Thursday, October 12, 2006

Web Closing Around Mr. Shui

The web is closing around the StoneBase pirate.
Stonebase's author is a Mr. A Shui from Beijing:


I wonder what else he stole from other colleagues. Some of my stuff is encrypted (like the giant human hand cursor), but anything he could extract out of the (pirated..) executable, he did.

Anyway, with this I can continue the hunt, there must be a lot of Shui's in Beijing but at least this narrows it down. I just need his address in order to serve him with a supoena by a Chinese lawyer. The good thing is that it probably is not going to cost me too much to hire one of Beijings most vociferous and successful lawyers who have experience with this kind of thing.

People seem to think that getting pirated in China is somehow "unavoidable", but that's nonsense. The Chinese government is eager to show the West that they take such crime seriously, and consequently the Chinese Police come down hard on perpotrators.

This is what happened with another Go software thief: ("Fair Use": I purchased this article for 8$ but since Google started scanning and making freely available all major US newspaper articles of the past decades, this article has entered the public domain)

SONNI EFRON. The Los Angeles Times. (Record edition). Los Angeles, Calif.: Aug 19, 1999. pg. 1

"They burst onto the international go scene about 2 1/2 years ago with a program called "Silver Igo" developed by a North Korean state-run trading enterprise called Silver Star. Competitors were amazed that North Korea could afford to channel top computer experts into game programming at a time when the cash-strapped Stalinist state was begging for food aid.

"They are probably thinking about other businesses," explained Naritatsu Yamamoto of Silver Star Japan, which represents the North Korean go and shogi programs. "They want to demonstrate their technical skills in order to get other work."

Silver Igo beat 40 other programs from around the world to win the FOST cup, run by an artificial-intelligence group, in Tokyo in August 1998.

But soon after, the Chinese author of one of the most successful go programs, Chen Zhixing, accused the Silver Igo program of having plagiarized his "Handtalk." Chen, 69, a retired chemistry professor from Guangzhou, China, has posted the accusations, along with details of the allegedly cribbed computer code, on his Web page at and demanded the return of the FOST cup title.
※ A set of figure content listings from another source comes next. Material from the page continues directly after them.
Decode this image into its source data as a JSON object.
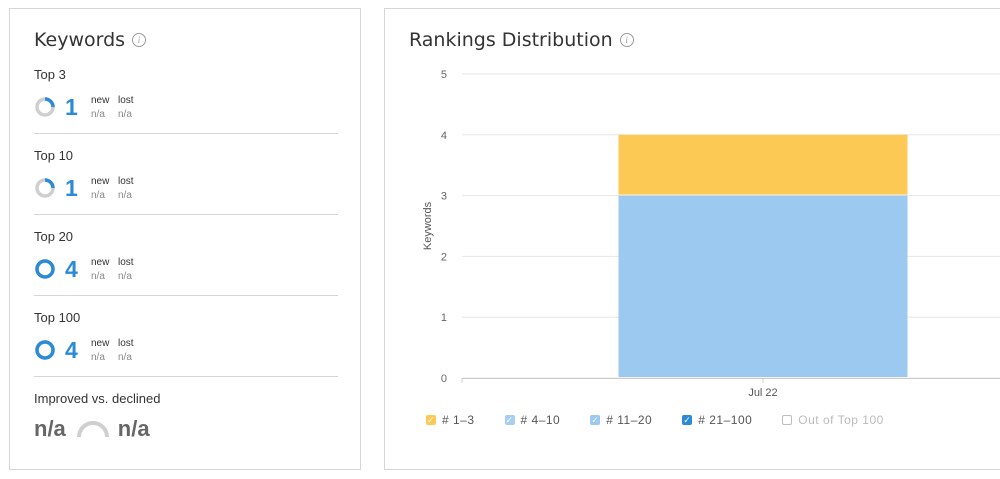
{
  "keywords": {
    "title": "Keywords",
    "info_icon": "info-icon",
    "new_label": "new",
    "lost_label": "lost",
    "sections": [
      {
        "title": "Top 3",
        "count": "1",
        "new": "n/a",
        "lost": "n/a",
        "fill": 0.25
      },
      {
        "title": "Top 10",
        "count": "1",
        "new": "n/a",
        "lost": "n/a",
        "fill": 0.25
      },
      {
        "title": "Top 20",
        "count": "4",
        "new": "n/a",
        "lost": "n/a",
        "fill": 1.0
      },
      {
        "title": "Top 100",
        "count": "4",
        "new": "n/a",
        "lost": "n/a",
        "fill": 1.0
      }
    ],
    "improved": {
      "title": "Improved vs. declined",
      "improved_value": "n/a",
      "declined_value": "n/a"
    }
  },
  "rankings": {
    "title": "Rankings Distribution",
    "info_icon": "info-icon",
    "legend": [
      {
        "label": "# 1–3",
        "color": "#fcc954",
        "checked": true
      },
      {
        "label": "# 4–10",
        "color": "#a6cff2",
        "checked": true
      },
      {
        "label": "# 11–20",
        "color": "#9bc9f0",
        "checked": true
      },
      {
        "label": "# 21–100",
        "color": "#2b8bd6",
        "checked": true
      },
      {
        "label": "Out of Top 100",
        "color": "#bdbdbd",
        "checked": false
      }
    ]
  },
  "chart_data": {
    "type": "bar",
    "stacked": true,
    "categories": [
      "Jul 22"
    ],
    "series": [
      {
        "name": "# 1–3",
        "values": [
          1
        ],
        "color": "#fcc954"
      },
      {
        "name": "# 4–10",
        "values": [
          0
        ],
        "color": "#a6cff2"
      },
      {
        "name": "# 11–20",
        "values": [
          3
        ],
        "color": "#9bc9f0"
      },
      {
        "name": "# 21–100",
        "values": [
          0
        ],
        "color": "#2b8bd6"
      },
      {
        "name": "Out of Top 100",
        "values": [
          0
        ],
        "color": "#bdbdbd"
      }
    ],
    "ylabel": "Keywords",
    "xlabel": "",
    "ylim": [
      0,
      5
    ],
    "yticks": [
      0,
      1,
      2,
      3,
      4,
      5
    ],
    "grid": true,
    "legend_position": "bottom-left"
  }
}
Masahiro Okasaki, who was the chief judge for the tournament, said Silver Igo was not a direct copy of Handtalk, although like many programs, it imitated the ideas of the powerful Chinese program.
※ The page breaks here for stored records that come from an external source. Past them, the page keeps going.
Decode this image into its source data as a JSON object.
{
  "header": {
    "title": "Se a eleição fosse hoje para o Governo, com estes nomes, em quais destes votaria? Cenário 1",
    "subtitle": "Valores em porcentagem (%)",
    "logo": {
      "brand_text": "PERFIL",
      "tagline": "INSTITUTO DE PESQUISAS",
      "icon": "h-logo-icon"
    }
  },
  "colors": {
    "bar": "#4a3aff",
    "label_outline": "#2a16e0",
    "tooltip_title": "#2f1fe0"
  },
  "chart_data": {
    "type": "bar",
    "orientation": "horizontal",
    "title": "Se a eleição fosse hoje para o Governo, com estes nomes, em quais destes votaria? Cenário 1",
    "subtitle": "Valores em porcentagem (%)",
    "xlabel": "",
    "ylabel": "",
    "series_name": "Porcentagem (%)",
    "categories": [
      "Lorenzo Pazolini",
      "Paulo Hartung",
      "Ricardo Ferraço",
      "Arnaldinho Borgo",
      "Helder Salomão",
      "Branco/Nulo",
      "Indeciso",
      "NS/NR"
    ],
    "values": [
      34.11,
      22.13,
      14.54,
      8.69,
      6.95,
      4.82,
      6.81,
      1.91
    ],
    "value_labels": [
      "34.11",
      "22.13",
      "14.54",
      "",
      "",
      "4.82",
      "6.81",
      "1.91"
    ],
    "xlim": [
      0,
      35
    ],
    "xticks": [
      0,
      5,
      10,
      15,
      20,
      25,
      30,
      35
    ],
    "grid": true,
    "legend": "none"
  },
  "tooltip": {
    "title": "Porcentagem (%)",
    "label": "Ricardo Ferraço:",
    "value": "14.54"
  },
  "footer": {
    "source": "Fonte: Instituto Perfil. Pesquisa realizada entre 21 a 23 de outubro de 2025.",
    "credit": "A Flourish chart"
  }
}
The legalities of software plagiarism remain vague in Japan, and the North Koreans were allowed to keep their title. But in a bit of intrigue around the same time, the Silver Star head was executed in North Korea, reportedly for political reasons having nothing to do with the go program, according to Okasaki.
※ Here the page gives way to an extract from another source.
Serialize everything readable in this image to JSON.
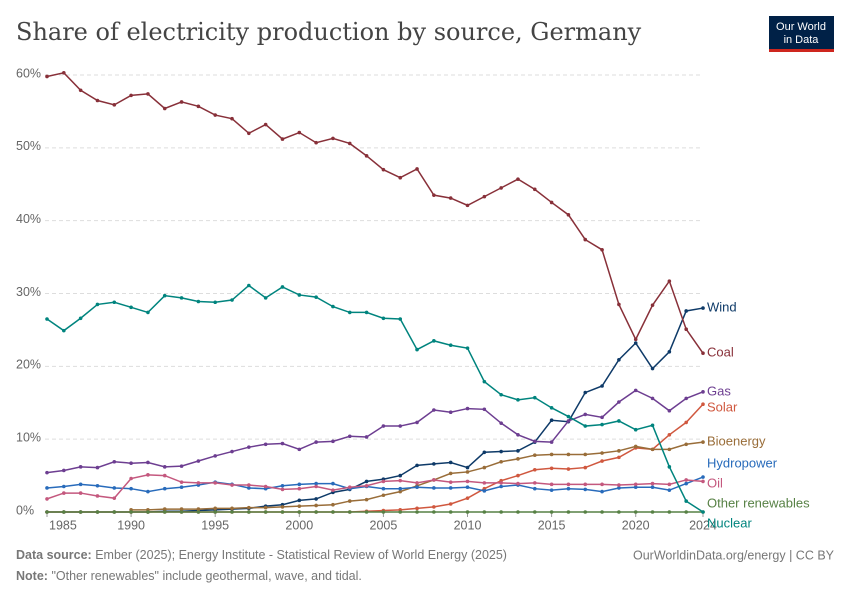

The go world remains abuzz with rumors about the incident and questions about whether the Silver Star executive might have been executed because the plagiarism charges had embarrassed the North Korean leadership. Okasaki emphatically denies that version of events.

Japanese media did report the execution of a trading company executive in September 1998 but did not name the official or even the date when he was reportedly shot. Chen, in a telephone interview, said he has had no response to his allegations. And hermitic North Korea's "bamboo curtain" has made the rumors virtually impossible to confirm or deny.

Meanwhile, Silver Star has been shut down, and the 22 or 23 people working in the games section have been moved to North Korea's largest computer enterprise, called KCC, according to Silver Star Japan's Yamamoto."